RNG Proof of Concept - File Hashing and Draw Integrity
Every OCSA-certified draw includes a SHA-256 hash of the operator's entry list, recorded permanently on the blockchain at the moment the draw runs. This page lets you see exactly how that works - and why it matters.
How it works - what is a file hash?
When an operator runs a certified draw, their entry list is fingerprinted using a cryptographic process called SHA-256 hashing. The hash fingerprint is unique to that exact file structure. Change a single character - a name, a ticket number, a space or a single full stop or comma - and the hash fingerprint changes completely. Any file can be hashed, and every file in existence has a unique hash value.
The entry-list hash is embedded in the draw certificate and written to the Polygon blockchain before the result is announced. If an operator were to alter their entry list after the draw - to swap winners, remove entrants, or adjust ticket numbers - the hash on the certificate would no longer match the hash on the file. The discrepancy would be permanent and publicly visible.
There is no way to alter a file and also preserve its hash.
OCSA does not receive, store or process any entrant personal data. The entry list never leaves the operator's systems - hashing takes place entirely within the operator's browser. OCSA sees and records only the hash value.
Try it yourself
OCSA recently ran a certified demonstration draw for a 1965 Morris Minor Pickup using the example entry list below. 500 imaginary tickets were sold, numbered 1 to 500. The winning ticket drawn by the Oracle VRF system was number 23, recorded by the OCSA-certified RNG and written permanently onto the Polygon blockchain as certificate OCSA-2026-05-07-3164.

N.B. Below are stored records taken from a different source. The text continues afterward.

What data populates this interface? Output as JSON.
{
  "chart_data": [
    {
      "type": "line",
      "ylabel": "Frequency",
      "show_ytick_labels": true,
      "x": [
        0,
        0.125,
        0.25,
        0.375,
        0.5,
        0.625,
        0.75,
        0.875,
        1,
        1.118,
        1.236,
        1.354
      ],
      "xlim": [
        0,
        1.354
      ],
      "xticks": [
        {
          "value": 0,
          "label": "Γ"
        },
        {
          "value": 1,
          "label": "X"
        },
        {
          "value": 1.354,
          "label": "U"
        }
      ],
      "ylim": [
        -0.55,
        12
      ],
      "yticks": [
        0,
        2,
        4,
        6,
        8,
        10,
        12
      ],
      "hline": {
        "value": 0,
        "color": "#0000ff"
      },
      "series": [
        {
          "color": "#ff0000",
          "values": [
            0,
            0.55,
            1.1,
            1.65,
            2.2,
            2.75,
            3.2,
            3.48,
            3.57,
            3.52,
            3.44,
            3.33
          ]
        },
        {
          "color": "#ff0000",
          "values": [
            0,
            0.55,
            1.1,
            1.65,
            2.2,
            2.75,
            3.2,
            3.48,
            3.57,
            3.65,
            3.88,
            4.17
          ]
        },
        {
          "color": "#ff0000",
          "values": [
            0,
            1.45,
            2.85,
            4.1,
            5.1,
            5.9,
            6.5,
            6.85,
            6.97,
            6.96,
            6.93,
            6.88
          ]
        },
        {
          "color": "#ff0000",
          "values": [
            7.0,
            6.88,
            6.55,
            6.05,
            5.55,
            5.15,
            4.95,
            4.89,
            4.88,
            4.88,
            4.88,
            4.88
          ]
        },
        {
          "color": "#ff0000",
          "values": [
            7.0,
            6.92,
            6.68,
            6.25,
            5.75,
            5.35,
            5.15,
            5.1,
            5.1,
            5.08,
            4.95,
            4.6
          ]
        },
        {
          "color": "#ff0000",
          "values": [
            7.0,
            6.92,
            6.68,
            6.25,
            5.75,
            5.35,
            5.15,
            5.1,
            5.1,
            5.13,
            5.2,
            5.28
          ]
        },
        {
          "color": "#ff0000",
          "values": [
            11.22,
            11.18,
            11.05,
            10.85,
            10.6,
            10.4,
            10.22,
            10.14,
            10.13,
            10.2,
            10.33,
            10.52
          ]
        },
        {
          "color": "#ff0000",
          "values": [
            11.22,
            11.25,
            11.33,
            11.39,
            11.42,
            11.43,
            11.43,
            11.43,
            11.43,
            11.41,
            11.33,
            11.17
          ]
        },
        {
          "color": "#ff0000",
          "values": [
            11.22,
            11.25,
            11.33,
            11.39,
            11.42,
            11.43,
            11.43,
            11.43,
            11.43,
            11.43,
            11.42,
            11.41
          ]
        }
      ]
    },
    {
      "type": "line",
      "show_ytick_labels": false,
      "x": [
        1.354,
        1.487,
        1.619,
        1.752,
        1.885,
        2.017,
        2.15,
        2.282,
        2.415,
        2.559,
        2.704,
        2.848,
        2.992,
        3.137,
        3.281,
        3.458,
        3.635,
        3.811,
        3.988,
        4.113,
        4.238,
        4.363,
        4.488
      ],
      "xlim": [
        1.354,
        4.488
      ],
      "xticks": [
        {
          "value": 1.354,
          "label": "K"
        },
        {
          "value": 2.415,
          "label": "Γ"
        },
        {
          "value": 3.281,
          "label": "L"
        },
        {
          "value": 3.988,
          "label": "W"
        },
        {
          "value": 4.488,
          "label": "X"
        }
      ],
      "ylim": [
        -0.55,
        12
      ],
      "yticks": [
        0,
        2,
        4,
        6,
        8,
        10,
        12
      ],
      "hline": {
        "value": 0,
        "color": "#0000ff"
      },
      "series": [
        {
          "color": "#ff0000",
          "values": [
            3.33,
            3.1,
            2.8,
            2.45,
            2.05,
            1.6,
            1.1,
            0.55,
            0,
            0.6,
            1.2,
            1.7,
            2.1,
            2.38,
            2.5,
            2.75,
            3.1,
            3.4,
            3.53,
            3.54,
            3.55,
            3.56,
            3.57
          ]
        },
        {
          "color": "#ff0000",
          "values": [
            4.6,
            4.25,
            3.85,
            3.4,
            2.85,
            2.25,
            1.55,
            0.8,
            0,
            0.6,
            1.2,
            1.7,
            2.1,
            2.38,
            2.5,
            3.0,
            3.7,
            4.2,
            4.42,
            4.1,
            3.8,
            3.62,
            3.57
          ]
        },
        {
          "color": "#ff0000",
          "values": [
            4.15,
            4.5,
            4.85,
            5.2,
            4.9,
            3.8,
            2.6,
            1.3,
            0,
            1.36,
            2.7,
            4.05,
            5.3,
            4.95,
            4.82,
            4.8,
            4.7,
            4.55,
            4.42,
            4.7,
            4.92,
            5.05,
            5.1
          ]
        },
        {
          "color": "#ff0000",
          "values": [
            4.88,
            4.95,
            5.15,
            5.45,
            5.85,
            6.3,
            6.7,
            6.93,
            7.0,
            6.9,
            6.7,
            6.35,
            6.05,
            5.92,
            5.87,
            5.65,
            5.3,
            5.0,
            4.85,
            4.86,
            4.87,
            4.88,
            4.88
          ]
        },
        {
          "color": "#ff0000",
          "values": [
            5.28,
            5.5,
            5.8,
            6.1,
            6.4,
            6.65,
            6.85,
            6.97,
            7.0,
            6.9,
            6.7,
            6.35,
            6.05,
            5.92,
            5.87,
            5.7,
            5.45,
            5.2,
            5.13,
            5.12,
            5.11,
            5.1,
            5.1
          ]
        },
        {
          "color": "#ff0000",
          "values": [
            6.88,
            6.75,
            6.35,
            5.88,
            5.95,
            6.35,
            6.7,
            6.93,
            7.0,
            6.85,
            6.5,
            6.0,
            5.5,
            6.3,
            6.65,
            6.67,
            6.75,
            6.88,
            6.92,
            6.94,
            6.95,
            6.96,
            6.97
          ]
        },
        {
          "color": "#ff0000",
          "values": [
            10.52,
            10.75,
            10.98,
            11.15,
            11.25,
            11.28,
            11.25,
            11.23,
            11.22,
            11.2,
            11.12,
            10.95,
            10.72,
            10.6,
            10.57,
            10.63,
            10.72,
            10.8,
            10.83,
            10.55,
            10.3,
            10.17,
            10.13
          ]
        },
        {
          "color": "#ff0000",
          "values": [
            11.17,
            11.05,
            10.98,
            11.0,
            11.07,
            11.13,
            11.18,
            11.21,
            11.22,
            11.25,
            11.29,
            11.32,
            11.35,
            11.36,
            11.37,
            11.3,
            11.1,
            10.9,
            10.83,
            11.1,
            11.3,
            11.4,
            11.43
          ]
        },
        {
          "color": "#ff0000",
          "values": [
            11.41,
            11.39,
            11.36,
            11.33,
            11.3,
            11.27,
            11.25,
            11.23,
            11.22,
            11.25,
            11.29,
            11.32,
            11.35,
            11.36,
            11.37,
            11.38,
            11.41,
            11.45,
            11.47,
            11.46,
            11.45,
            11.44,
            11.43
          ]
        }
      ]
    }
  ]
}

The certificate records the winning ticket number - not the winner's name - OCSA never sees entrant data, it’s not necessary and would require extra GDPR protections. The operator cross-references ticket 23 against their own published entry list to identify and contact the winner. This is by design: OCSA certifies the draw process, not the personal data. The operator publishes the entry list BEFORE the draw, on their website, and this is the list that the hashing procedure captures and adds to the certificate. If this published list ever changes, you can be confident that the hash will no longer match, and it is immediately evident that the list published by the operator is not the same entry list used for the draw.
The entry list hash on certificate OCSA-2026-05-07-3164 matches the test file exactly. Download the example file (we haven’t changed it since the certification), drag it into the hashing tool, and compare the result to the Entry List Hash on the certificate. They will match.
🔽 [Download the test entry list]
📄 [View draw certificate — OCSA-2026-05-07-3164]
🔗 [Open free SHA-256 hashing tool]
The hashing tool is a free third-party tool. Your file is never uploaded - the calculation happens entirely within your own browser. Feel free to download the test file onto your pc and test that the hash matches using any hashing tool of your choice. There are many free hash verification tools available from a simple web search.
Now try the altered version
At first glance, the altered file seems identical in every respect - same entrants, same ticket numbers, same email addresses. Only one change has been made: the ticket numbers held by Noah Diaz and Michael Morgan have been swapped. Noah Diaz was the legitimate winner on ticket 23. In this version, Michael Morgan holds ticket 23 instead.
Find rows 23 and 47 in each file, compare side by side, and you will see the difference. Now hash the altered file and compare the result to the certificate. The hash will no longer match - because the file has been tampered with. Even the smallest change (a single letter, space, or punctuation mark) will completely alter the hash code
🔽 [Download altered entry list]
This is what fraud looks like from the outside. One swap. Invisible to anyone reading the file casually. Permanently detectable by the altered hash.
Why this matters
In any traditional prize draw, an unscrupulous operator could (if they had a reason to) alter their entry list after the draw without anyone really knowing or noticing. The OCSA-certified draw system doesn’t make that impossible, but it does make it impossible to do it invisibly. The entry-list hash is on the blockchain before the winning result is announced. The original entry list is in the operator's hands, published on their website and the resultant hash copied onto OCSA’s public draw register. If the hashes ever disagree, the one stored on the blockchain always wins.
No trust required. No reliance on OCSA. No reliance on the operator. The proof is public, permanent and verifiable by anyone with a browser.
OCSA-certified draws record the entry list hash on the Polygon blockchain before the winning result is announced. Verification is permanent, public, and requires no trust in OCSA, the operator, or any third party. OCSA does not suggest that any operator has ever cheated or manipulated any entry list. Using OCSA-certified draws, you can be assured that if an entry list were ever altered, it would be immediately visible to any observer.